​Oscars Preview: Hertzfeldt’s Stick Figures Return in ‘World of Tomorrow’

Nate von Zumwalt

It’s not a charge lobbed at filmmakers as frequently as musicians, but the former are far from impervious to the hackneyed accusation of “selling out.” Let’s just get this out of the way: Don Hertzfeldt is the antithesis of a sellout. This is a filmmaker who inhabits and galvanizes perhaps the most obscure, unheralded expanse of independent filmmaking – animated shorts. Oh, and he refuses – and presumably scoffs at – countless ad campaign opportunities.

Hertzfeldt’s career has repeatedly intersected with the Sundance Film Festival, beginning with his 2001 short film Rejected, through his It’s Such a Beautiful Day trilogy, and most recently with the Oscar-nominated World of Tomorrow. An entire dissertation could be (and surely has been) written about the often glum, existential, and ultimately cleverly introspective work of the animator, but here we focus on World of Tomorrow, which is nominated for an Academy Award for Animated Short Film. It’s the second Oscar nomination for Hertzfeldt, who was also honored for Rejected as a 23-year-old.

In World of Tomorrow, Hertzfeldt again employs his signature stick figure technique while also making his first go at digital animation. It’s hardly a salient point to make here, considering the product is essentially the same, and Hertzfeldt himself would be the last to compromise quality for a more automated process. In World of Tomorrow, a little girl named Emily is taken on a disorienting tour into the distant future by a clone from 227 years in the future. This clone is actually a duplicate of Emily herself and has the ability to upload memories to her doubles. It is a process that has bred an entirely new society comprised of clones and transferred memories, and subsequently a fleet of just barely out-of-touch characters who still yearn for greater emotional capacity.

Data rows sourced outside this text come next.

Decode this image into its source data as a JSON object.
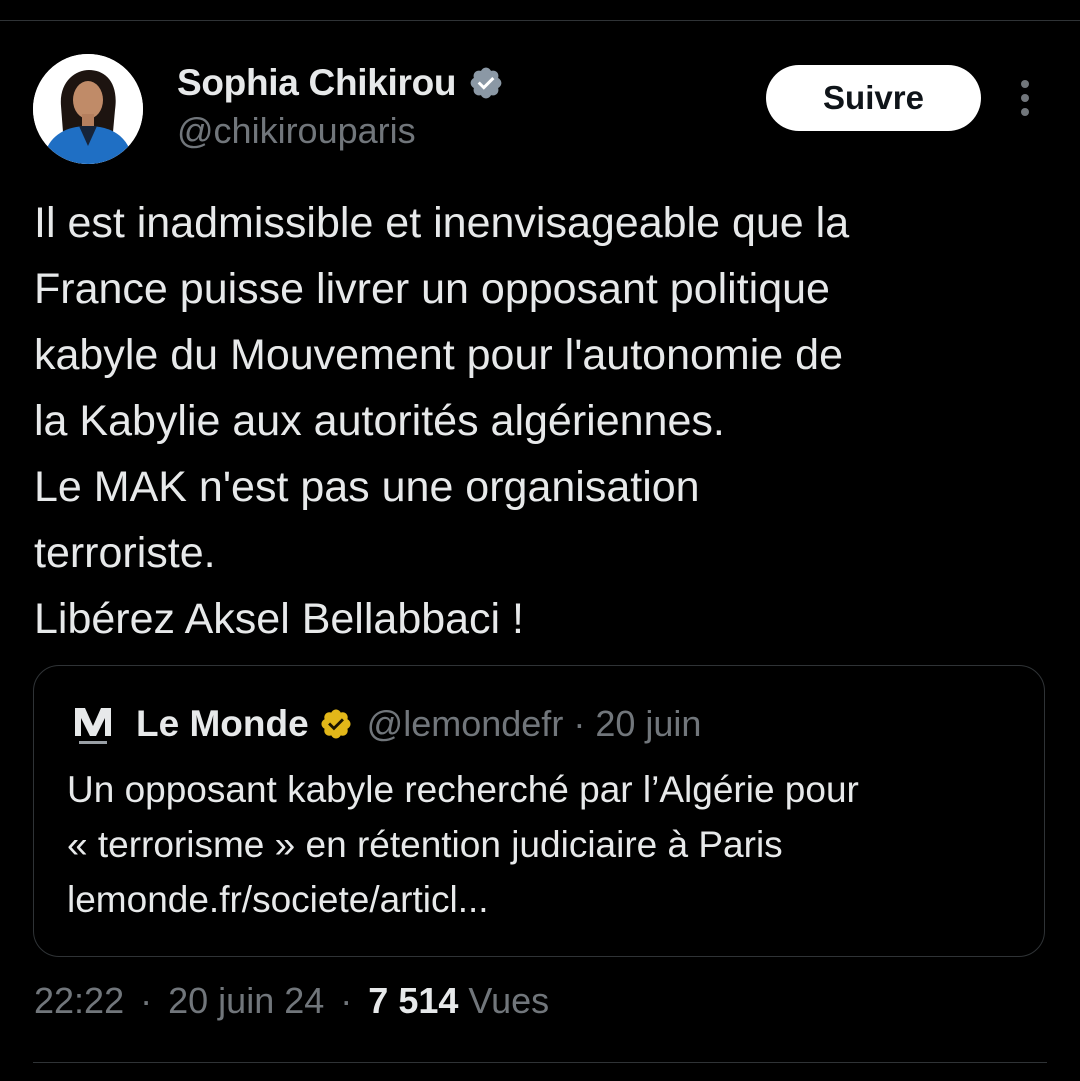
{
  "author": {
    "display_name": "Sophia Chikirou",
    "handle": "@chikirouparis",
    "verified_icon": "verified-badge-blue",
    "badge_color": "#8b98a5"
  },
  "follow_label": "Suivre",
  "tweet": {
    "lines": [
      "Il est inadmissible et inenvisageable que la",
      "France puisse livrer un opposant politique",
      "kabyle du Mouvement pour l'autonomie de",
      "la Kabylie aux autorités algériennes.",
      "Le MAK n'est pas une organisation",
      "terroriste.",
      "Libérez Aksel Bellabbaci !"
    ]
  },
  "quote": {
    "display_name": "Le Monde",
    "handle": "@lemondefr",
    "separator": "·",
    "date": "20 juin",
    "badge_color": "#e2b719",
    "lines": [
      "Un opposant kabyle recherché par l’Algérie pour",
      "« terrorisme » en rétention judiciaire à Paris",
      "lemonde.fr/societe/articl..."
    ]
  },
  "meta": {
    "time": "22:22",
    "separator": "·",
    "date": "20 juin 24",
    "views_count": "7 514",
    "views_label": "Vues"
  },
  "colors": {
    "background": "#000000",
    "text": "#e7e9ea",
    "muted": "#71767b",
    "border": "#2f3336"
  }
}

Aside from his penchant for the inscrutable, achieved through some balance of black humor, dry wit, and outright absurdity, World is particularly fascinating for its dialogue. The Emily from the present is voiced by Hertzfeldt’s niece Winona Mae, whom he had recorded during seemingly arbitrary conversations or while at play. On its own, her vivacious and curious intonation leaves its own heartfelt mark on the film. What’s less clear is how Hertzfeldt managed to script the film so that Emily’s dialogue is seamlessly infused in the plot. In any case, it strikes a glaring balance with the robotic drone of Emily from the future. And that may be Hertzfeldt’s lasting theme: that our collective demand for and obsession with the future, with potential, and with progress, is depleting us of the things that make us human. As the sage clone in World remarks, “That is the thing about the present… you only appreciate it when it is the past.”

World of Tomorrow is currently streaming on Netflix.